Ansible Error Handling
In real infrastructure, things go wrong. A service fails to start, a file is not where you expected it, a third-party API times out. Without proper error handling, a single unexpected failure aborts your entire playbook and leaves infrastructure in a partially-configured state. This lesson teaches you every error handling mechanism Ansible provides — from simple failure tolerance to sophisticated try-catch-finally workflows.
Default Error Behaviour
By default, if a task fails on a host, Ansible marks that host as failed and removes it from all subsequent plays in the playbook. Other hosts continue running. If all hosts fail, the playbook exits immediately. This conservative default is correct for most cases — a partial configuration is often worse than no change at all.
ignore_errors: Simple Failure Tolerance
- name: Stop application (may not be running)
service:
name: myapp
state: stopped
ignore_errors: true # Continue even if this fails
- name: Remove old PID file
file:
path: /var/run/myapp.pid
state: absent
ignore_errors: trueUse ignore_errors: true when a task failure is acceptable and the playbook should continue regardless. Common use cases: stopping a service that might not be installed, checking for files that may not exist, running cleanup operations during updates.
Important: ignore_errors only prevents the host from being marked as failed. The task result still shows as failed in the output. For truly expected conditions, use failed_when instead.
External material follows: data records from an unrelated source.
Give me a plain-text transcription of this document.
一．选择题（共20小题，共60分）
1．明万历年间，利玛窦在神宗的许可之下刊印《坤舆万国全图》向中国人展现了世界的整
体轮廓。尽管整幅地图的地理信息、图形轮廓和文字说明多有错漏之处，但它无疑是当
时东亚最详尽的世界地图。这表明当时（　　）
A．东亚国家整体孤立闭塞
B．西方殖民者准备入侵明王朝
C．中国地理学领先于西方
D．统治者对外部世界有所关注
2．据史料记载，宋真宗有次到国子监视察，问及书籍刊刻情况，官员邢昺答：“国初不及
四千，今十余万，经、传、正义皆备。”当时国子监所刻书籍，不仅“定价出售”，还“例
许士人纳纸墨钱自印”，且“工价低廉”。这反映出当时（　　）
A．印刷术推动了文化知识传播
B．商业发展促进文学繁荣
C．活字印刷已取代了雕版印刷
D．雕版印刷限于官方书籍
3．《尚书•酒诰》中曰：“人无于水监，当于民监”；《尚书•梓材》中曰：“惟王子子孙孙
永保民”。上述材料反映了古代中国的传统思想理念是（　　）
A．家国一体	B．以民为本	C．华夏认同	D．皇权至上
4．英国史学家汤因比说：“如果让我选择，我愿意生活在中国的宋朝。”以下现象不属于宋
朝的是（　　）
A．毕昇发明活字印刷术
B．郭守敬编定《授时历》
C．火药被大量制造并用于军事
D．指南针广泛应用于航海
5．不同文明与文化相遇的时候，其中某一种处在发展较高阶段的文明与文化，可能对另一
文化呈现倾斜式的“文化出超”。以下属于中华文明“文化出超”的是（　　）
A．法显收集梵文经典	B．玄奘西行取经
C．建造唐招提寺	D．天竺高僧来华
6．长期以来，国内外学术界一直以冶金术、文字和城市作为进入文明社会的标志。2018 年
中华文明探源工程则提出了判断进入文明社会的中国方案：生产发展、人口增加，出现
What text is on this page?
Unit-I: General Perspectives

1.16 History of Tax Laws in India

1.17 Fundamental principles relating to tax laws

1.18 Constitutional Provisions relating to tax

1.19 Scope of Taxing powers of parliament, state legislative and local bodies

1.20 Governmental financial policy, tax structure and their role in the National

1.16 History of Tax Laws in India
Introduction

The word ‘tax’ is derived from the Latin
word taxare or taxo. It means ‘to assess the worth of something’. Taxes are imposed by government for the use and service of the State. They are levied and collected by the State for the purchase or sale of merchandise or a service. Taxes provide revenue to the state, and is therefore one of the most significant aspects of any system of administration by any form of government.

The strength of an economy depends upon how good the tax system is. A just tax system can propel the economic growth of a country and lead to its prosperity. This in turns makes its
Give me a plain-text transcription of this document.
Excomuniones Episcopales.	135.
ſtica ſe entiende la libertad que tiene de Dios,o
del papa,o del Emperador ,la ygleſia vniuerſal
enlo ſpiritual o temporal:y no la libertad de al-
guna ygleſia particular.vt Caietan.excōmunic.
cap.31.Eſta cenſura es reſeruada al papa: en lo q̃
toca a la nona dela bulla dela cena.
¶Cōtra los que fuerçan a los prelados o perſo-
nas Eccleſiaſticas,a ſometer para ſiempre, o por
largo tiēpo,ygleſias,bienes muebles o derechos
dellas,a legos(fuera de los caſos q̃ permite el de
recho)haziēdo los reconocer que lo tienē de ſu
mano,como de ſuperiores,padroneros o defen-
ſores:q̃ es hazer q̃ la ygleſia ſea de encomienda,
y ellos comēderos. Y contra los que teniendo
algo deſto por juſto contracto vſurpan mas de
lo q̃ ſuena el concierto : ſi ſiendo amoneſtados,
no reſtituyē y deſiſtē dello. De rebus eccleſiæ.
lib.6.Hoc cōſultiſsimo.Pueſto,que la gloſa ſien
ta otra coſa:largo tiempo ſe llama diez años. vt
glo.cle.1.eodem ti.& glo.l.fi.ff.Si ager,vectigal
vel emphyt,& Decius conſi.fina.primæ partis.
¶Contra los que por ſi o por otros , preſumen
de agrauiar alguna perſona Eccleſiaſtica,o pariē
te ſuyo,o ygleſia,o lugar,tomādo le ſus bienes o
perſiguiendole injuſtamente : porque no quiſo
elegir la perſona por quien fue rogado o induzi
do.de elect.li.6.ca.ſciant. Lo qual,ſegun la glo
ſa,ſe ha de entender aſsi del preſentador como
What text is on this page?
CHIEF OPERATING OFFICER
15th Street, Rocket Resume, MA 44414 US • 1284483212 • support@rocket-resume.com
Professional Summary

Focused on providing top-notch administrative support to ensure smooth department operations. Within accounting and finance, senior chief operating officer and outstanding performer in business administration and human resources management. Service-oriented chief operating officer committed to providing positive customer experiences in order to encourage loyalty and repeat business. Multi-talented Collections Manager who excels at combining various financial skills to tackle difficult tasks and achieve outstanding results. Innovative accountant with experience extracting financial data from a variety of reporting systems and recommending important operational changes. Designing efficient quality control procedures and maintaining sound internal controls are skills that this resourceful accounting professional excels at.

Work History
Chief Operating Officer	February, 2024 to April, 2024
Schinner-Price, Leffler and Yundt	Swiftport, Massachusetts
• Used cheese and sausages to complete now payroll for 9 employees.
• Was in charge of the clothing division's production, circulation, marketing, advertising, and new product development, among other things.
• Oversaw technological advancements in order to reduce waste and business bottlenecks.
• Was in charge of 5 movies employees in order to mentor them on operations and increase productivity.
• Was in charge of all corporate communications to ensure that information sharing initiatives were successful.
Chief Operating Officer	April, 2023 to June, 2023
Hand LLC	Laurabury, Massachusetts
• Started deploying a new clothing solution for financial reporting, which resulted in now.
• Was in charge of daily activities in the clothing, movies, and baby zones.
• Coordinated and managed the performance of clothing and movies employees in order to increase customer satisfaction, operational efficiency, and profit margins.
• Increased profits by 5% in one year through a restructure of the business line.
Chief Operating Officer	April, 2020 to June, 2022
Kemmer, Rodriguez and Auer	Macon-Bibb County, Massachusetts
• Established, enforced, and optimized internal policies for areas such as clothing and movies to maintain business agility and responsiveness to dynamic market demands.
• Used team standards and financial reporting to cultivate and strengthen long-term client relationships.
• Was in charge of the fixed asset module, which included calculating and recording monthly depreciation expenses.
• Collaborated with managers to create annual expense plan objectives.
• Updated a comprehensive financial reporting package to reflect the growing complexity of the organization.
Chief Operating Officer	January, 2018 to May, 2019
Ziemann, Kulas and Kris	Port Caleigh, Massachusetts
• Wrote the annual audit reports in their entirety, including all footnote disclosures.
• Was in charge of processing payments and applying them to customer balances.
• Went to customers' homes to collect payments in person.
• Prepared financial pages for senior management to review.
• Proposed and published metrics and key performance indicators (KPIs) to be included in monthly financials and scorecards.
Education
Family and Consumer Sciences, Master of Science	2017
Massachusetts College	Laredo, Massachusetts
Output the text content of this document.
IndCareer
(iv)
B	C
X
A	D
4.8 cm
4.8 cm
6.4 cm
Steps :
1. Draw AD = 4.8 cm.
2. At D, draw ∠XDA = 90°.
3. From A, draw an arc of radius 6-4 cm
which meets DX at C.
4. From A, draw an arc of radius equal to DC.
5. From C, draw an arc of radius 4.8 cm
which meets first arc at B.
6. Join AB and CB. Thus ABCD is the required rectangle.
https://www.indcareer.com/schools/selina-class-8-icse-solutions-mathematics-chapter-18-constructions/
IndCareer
failed_when: Defining What Failure Means
- name: Check application health endpoint
uri:
url: http://localhost:8080/health
return_content: true
register: health_check
failed_when: health_check.status != 200 or 'healthy' not in health_check.content
- name: Run database migration
command: /opt/myapp/bin/migrate --check
register: migration_output
failed_when:
- migration_output.rc != 0
- '"No pending migrations" not in migration_output.stdout'failed_when replaces Ansible's default failure detection with your own condition. This is the clean way to handle tasks where "failure" has a domain-specific meaning. The inverse, changed_when: false, prevents a task from ever being marked as changed (useful for read-only commands that Ansible would otherwise mark as changed).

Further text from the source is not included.